What is the Nernst equation formula?
E = (RT/zF) x ln([ion]out/[ion]in), where R is the gas constant (8.314 J/(mol*K)), T is absolute temperature in Kelvin, z is the ion's valence, F is Faraday's constant (96485 C/mol), and [ion]out and [ion]in are the extracellular and intracellular concentrations.
What is the resting potassium (K+) Nernst potential in a neuron?
Using typical mammalian neuron concentrations ([K+]out=5 mM, [K+]in=140 mM) at 37°C, the Nernst potential for K+ is about -89 mV, strongly negative, which is why potassium dominates the resting membrane potential of most neurons.
What is the sodium (Na+) Nernst potential in a neuron?
Using typical mammalian neuron concentrations ([Na+]out=145 mM, [Na+]in=12 mM) at 37°C, the Nernst potential for Na+ is about +67 mV, strongly positive, which is why an action potential's rapid depolarization phase drives the membrane voltage toward positive values as Na+ channels open.

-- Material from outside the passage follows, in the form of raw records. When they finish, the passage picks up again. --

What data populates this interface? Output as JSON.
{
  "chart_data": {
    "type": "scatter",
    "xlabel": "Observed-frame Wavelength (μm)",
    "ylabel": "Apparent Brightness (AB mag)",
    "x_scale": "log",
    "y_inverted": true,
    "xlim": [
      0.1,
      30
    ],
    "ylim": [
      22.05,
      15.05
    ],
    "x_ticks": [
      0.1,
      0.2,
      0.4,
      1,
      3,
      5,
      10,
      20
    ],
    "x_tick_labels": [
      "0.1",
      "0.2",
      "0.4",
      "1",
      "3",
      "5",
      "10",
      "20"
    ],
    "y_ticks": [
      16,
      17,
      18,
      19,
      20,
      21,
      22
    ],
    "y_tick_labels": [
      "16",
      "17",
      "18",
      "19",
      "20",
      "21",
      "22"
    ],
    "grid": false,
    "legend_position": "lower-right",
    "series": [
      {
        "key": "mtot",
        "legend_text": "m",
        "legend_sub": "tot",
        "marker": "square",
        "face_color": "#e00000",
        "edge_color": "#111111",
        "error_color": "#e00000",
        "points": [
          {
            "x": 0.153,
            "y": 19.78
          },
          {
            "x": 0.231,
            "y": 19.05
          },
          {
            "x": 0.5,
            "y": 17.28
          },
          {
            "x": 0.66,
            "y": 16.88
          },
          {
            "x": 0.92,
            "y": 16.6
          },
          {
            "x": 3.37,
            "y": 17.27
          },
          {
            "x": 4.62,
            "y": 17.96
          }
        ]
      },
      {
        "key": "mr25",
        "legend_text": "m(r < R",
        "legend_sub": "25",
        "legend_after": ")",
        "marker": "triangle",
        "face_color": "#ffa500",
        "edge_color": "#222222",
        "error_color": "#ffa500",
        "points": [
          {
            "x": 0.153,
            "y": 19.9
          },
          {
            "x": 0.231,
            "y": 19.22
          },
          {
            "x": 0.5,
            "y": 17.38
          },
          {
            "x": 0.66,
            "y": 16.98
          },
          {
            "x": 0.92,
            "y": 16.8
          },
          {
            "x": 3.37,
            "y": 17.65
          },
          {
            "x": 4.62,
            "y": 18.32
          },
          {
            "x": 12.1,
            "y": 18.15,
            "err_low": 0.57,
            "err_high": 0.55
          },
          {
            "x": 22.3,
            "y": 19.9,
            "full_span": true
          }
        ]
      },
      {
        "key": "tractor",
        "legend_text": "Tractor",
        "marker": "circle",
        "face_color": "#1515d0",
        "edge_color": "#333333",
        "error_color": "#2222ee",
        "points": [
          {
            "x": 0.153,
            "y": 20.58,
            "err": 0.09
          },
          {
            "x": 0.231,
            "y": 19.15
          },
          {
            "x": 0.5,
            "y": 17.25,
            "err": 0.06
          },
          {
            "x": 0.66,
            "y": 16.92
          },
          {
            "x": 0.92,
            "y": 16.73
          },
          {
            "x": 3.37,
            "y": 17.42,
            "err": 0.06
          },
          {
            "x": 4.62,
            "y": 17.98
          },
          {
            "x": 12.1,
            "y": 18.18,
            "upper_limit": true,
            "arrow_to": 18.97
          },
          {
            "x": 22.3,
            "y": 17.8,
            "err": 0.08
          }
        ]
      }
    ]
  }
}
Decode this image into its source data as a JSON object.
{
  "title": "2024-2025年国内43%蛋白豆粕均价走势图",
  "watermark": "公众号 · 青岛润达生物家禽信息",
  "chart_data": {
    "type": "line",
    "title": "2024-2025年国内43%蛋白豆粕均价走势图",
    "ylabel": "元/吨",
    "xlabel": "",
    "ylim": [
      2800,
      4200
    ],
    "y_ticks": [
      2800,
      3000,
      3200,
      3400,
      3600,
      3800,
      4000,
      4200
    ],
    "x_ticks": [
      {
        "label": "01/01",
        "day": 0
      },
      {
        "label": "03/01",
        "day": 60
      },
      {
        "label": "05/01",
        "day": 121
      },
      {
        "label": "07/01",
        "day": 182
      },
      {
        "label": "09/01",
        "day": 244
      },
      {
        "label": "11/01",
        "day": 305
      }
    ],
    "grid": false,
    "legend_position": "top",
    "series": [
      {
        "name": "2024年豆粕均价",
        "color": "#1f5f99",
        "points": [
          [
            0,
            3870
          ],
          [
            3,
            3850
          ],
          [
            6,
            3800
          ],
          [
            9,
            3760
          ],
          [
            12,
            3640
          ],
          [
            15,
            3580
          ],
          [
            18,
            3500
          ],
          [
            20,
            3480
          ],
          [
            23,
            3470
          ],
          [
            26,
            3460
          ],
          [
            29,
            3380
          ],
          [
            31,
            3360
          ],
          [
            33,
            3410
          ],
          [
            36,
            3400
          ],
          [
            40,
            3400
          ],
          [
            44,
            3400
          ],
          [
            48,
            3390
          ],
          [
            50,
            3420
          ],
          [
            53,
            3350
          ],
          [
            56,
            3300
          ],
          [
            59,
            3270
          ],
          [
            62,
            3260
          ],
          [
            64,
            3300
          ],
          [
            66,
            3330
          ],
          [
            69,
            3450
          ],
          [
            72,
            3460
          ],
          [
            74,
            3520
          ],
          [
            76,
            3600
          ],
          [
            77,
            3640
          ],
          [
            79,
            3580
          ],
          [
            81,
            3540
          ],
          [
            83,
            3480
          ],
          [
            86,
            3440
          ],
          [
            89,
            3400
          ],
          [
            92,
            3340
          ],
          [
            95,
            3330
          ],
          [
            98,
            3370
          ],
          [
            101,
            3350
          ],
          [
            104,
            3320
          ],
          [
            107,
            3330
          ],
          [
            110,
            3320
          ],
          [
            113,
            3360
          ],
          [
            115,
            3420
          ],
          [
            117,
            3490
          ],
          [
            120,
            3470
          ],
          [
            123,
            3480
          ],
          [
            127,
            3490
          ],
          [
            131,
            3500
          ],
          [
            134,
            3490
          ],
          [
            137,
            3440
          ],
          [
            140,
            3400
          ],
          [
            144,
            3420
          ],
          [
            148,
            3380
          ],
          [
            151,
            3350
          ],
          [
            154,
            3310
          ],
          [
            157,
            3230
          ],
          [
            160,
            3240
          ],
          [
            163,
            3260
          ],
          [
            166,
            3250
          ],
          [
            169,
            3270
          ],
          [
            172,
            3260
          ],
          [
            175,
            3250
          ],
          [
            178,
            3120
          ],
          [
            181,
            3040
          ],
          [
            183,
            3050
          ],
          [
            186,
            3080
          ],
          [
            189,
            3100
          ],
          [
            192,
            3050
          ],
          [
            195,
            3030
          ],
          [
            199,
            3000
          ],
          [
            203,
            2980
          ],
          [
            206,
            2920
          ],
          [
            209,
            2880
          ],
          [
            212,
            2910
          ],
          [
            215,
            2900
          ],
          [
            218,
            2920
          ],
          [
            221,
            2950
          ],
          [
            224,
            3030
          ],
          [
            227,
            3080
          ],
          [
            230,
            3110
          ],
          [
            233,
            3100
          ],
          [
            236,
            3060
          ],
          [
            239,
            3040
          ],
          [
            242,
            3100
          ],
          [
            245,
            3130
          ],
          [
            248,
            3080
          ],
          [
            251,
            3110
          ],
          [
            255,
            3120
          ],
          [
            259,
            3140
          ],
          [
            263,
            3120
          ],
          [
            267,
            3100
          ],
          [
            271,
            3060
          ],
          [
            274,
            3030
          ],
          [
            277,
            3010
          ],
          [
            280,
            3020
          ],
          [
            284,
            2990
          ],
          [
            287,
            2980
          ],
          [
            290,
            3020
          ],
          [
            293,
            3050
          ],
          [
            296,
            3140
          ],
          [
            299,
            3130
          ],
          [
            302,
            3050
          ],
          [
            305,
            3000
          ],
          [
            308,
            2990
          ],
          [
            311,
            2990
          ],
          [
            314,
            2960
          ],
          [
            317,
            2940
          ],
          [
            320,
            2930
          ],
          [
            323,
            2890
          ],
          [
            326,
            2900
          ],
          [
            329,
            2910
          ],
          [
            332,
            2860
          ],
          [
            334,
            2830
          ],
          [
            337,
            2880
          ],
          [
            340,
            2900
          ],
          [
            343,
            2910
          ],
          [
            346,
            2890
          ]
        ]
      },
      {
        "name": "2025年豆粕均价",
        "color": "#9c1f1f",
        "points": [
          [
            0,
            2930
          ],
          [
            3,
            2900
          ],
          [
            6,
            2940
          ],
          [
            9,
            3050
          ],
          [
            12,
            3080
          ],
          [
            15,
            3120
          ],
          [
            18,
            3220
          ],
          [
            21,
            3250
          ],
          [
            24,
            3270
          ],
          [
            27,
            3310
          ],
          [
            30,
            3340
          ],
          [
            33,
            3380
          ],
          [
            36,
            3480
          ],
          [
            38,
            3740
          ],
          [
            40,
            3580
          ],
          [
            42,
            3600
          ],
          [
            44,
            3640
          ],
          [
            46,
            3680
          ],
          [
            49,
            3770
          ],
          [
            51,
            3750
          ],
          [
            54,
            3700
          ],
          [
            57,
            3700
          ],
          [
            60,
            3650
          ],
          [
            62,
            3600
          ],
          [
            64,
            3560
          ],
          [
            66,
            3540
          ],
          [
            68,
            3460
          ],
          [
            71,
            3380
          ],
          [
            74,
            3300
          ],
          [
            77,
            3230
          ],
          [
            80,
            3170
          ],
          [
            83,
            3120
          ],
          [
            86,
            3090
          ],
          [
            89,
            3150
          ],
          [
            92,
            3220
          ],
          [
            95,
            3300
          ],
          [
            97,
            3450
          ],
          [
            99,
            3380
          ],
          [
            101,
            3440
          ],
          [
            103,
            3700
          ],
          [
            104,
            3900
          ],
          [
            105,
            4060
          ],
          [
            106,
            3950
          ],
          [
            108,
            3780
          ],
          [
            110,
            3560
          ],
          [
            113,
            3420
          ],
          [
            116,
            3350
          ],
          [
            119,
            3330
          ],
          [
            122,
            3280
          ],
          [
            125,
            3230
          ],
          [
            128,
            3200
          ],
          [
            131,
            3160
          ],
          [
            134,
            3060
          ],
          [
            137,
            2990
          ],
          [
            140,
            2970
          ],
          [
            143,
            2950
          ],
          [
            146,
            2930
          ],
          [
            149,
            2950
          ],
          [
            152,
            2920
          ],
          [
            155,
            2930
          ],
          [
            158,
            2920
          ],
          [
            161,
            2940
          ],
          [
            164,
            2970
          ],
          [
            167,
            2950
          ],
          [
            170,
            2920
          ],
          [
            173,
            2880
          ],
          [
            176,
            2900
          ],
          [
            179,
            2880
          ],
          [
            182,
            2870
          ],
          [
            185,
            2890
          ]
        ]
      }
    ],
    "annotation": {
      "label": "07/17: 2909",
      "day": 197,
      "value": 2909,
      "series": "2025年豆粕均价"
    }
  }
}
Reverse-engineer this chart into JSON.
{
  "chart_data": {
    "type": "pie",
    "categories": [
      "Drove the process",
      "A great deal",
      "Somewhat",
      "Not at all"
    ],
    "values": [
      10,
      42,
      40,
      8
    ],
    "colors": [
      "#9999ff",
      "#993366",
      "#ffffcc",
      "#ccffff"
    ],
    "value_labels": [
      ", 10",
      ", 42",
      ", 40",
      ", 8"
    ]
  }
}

Why is the chloride (Cl-) Nernst potential negative even though ln(out/in) is positive?
Because chloride's valence z=-1 is negative, dividing by a negative z flips the sign of the whole expression. With [Cl-]out=110 mM and [Cl-]in=4 mM, ln(110/4) is a positive number, but dividing by z=-1 makes the final Nernst potential negative, around -89 mV, this sign flip for anions is the single most common point of confusion when first learning the equation.
Why does this calculator default to 37°C instead of 25°C?
37°C (310.15 K) is human body temperature and the physiologically relevant value for mammalian cell membrane potentials. Some introductory textbooks use 25°C room temperature instead for simplicity, which changes the RT/zF prefactor and therefore the final millivolt value, always match the temperature to your source data.
Can the ion valence z be negative?
Yes, z is negative for anions. Chloride (Cl-) uses z=-1, and other monovalent anions like bicarbonate (HCO3-) also use z=-1. Divalent anions would use z=-2. This calculator validates that z is a nonzero whole number, since z=0 would divide by zero.
What units should I use for the ion concentrations?
Millimolar (mM) is the standard unit in physiology and is used in the worked examples on this page, but the formula only depends on the ratio [ion]out/[ion]in, so any consistent concentration unit (M, mM, or µM) works as long as both values use the same unit.
Is the Nernst potential the same as the resting membrane potential?
No. The Nernst potential is the equilibrium potential for a single ion species considered alone. The actual resting membrane potential of a real cell depends on the permeabilities and Nernst potentials of multiple ions simultaneously (typically K+, Na+, and Cl-), and is calculated with the Goldman-Hodgkin-Katz equation, not the single-ion Nernst equation.
What happens to the Nernst potential if the concentrations on both sides are equal?
If [ion]out equals [ion]in, the ratio inside the logarithm is 1, and ln(1)=0, so the Nernst potential is exactly 0 mV. With no concentration gradient, there is no driving force for net ion movement at any membrane voltage.